Skewness measures the deviation of the distribution from symmetry. If the skewness is clearly different from 0, then that distribution is asymmetrical, while normal distributions are perfectly symmetrical.

SPSS (Statistical Package for Social Sciences)

SPSS is one of the most popular data analysis software allowing various statistical methods and procedures. SPSS was first developed in 1968 at the Stanford University for internal use only. In March 2009, the name SPSS had been changed to PASW (Predictive Analytics SoftWare) in version 17, and again, changed to IBM SPSS in mid-2010 in version 19.

SRS (Simple Random Sampling)

Each element (e.g., person, household, etc.) in the sampling frame has an equal probability of selection. Moreover, any given pair (or group) of elements has the same chance of selection as any other such pair (group). This minimizes bias and simplifies analysis of results. By using simple random sampling, no weighting is needed in estimating population parameters (or indicators) based on the samples.

Standard deviation (SD)

Standard deviation is a commonly-used measure of variation. The standard deviation of a population of values is computed as the square-root of the variance, where variance is the mean value of total sum of square of the variations (of observed values from their population mean). It can shows how tightly all the values are clustered around the mean in a set of data.

Stata

The name “Stata” is taken letters from the words “statistics” and “data”. It is a general-purpose statistical software package with full range of capabilities including data management, statistical analysis, graphics, simulations, custom programming.

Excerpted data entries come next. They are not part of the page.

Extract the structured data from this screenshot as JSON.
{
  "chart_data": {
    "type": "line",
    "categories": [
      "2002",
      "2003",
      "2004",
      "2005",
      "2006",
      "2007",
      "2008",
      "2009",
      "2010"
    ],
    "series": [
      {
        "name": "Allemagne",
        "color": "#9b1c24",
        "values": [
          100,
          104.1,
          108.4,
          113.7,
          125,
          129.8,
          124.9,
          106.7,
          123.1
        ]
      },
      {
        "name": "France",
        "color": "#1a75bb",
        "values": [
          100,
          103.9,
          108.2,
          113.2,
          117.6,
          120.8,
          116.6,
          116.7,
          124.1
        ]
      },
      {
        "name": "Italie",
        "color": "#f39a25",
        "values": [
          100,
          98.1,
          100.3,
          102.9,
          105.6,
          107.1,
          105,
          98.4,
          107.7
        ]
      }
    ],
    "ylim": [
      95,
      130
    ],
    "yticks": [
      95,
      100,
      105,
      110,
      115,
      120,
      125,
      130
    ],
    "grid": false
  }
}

Structured Query Language (SQL)

SQL is a standard programming language used for accessing and marinating a database. enables to query an outside data source about the data it contains. An SQL statement can be used to specify the desired tables, fields, rows, etc. to return as data. The Key feature of the SQL is an interactive approach for getting information from and updating a database.

Syntax

A set of rules that define the combinations of symbols and statements that are considered to be correctly structured programs in a programming language.

T-test

It is the most commonly used method to evaluate the differences in means between two groups. The groups can be independent (e.g., wealth index of households in

urban vs. rural areas) or dependent (e.g., wealth index of households in MICS-2005 and MICS-2010). Theoretically, t-test can be used even if the sample sizes are small (< 30), as long as the variables are approximately normally distributed and the variation of values in the two groups is not significantly different.

Validation rule

A criterion used in the process of data validation, carried out after the data has been coded and entered into electronic form (database or dataset).

Variable

It stands for a value that may vary from time to time or from person to person or … A variable can also be defined as a storage location capable of containing data that can be modified during program execution. Each variable has a unique name and its data type can also be specified, if necessary.

Visual Binning

It is a process performing automatic creation of new variables based on grouping contiguous values of existing variables into a limited number of district categories. This can create a categorical variable from continuous scale variable or collapse a large number of ordinal categories into a smaller set of categories such as age recorded in single year into 5-year age groups.

Wealth index

Wealth index can indicate the level household economic status through several factors including ownership of farm, land and other properties, animals and household amenities. The extent or degree to which the entire study area is observed, analyzed, and reported by the survey.

Weighting

Weighting is the process providing allowance or adjustment made to take account of special circumstances or compensate for a distorting factor used in sample survey data analysis. In a self-weighting sample survey, each unit (household or person) in sample represents equal number of units in population. Most sample surveys are not self-weighting and weights are necessary for adjusting sample to represent its population in statistical analysis. Weighting can also be used to weight a sample up to population size for reporting purposes.